PR's rapidly become very huge and hard to review if we include the full features from the beginning. So the plan is to merge a simple user ability first

100% agree. The nuance here is that "simple" means something a bit different for abilities than traditional progressive programming, since it's the schema that needs to scale, and we have a lot more leeway with the internals.
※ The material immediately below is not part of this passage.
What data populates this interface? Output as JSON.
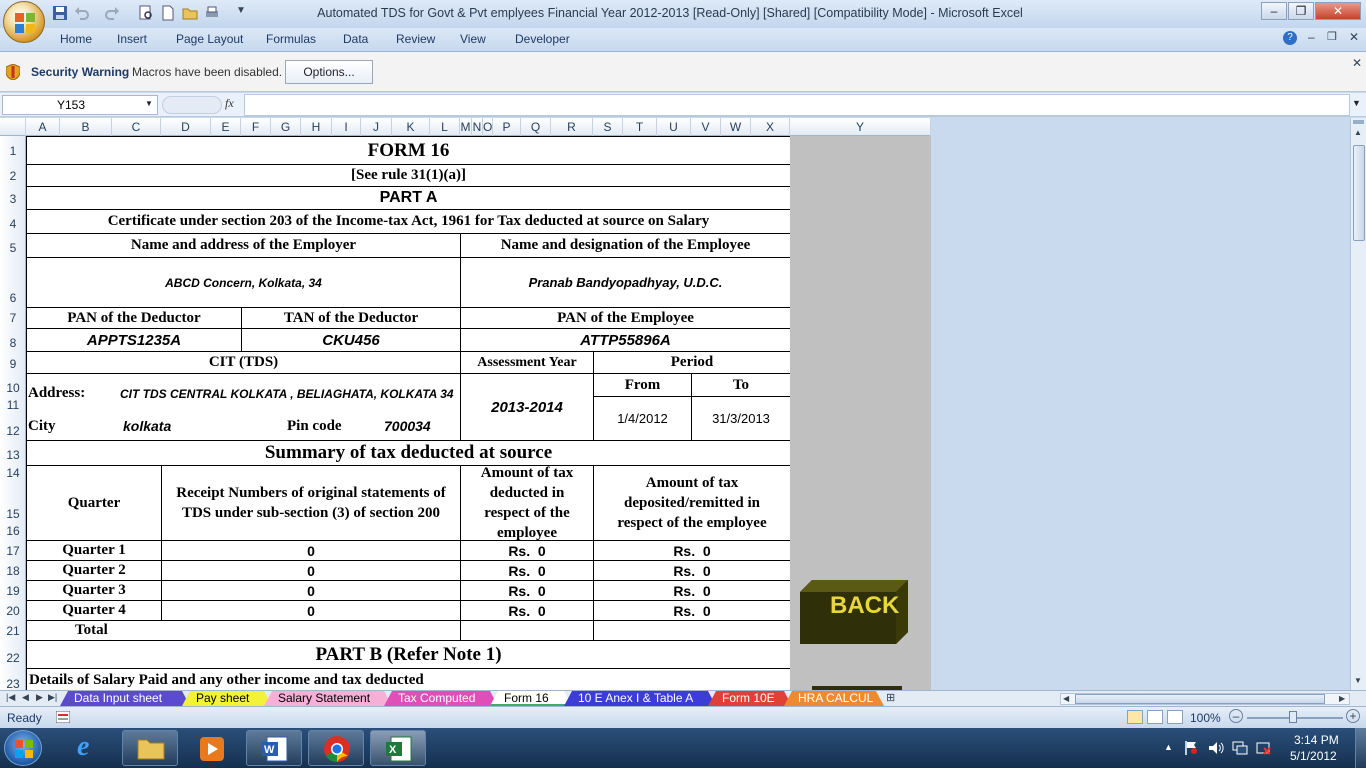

My focus isn't why _not_ metadata, but why _yes_ to e.g. locale, link, and esp. capabilities (since it's input _and_ output), and how confident we feel we'll be able to scale it.

Like @aaronjorbin notes in https://core.trac.wordpress.org/ticket/64596#comment:9 , once things are in core _both_ back and forward compat take on a mind on its own, so we need to make sure we can iterate the schema in the holistic direction we want, like how we intentionally prepped for the possibility of nested namespaces

This question came up tangentially elsewhere - I couldn't find a trac ticket for this ability , so sharing it here for completeness:

what are we doing with the existing core/get-user-data ability. Functionally, the only difference between the two is whether it's the _current_ user or a specified user, but thats

• an implementation detail, not an api consideration
• not self-documented from the name get-user-data versus get-user or even a namespaced user/get (although at least that one implies there's a difference from the fact that its namepaced).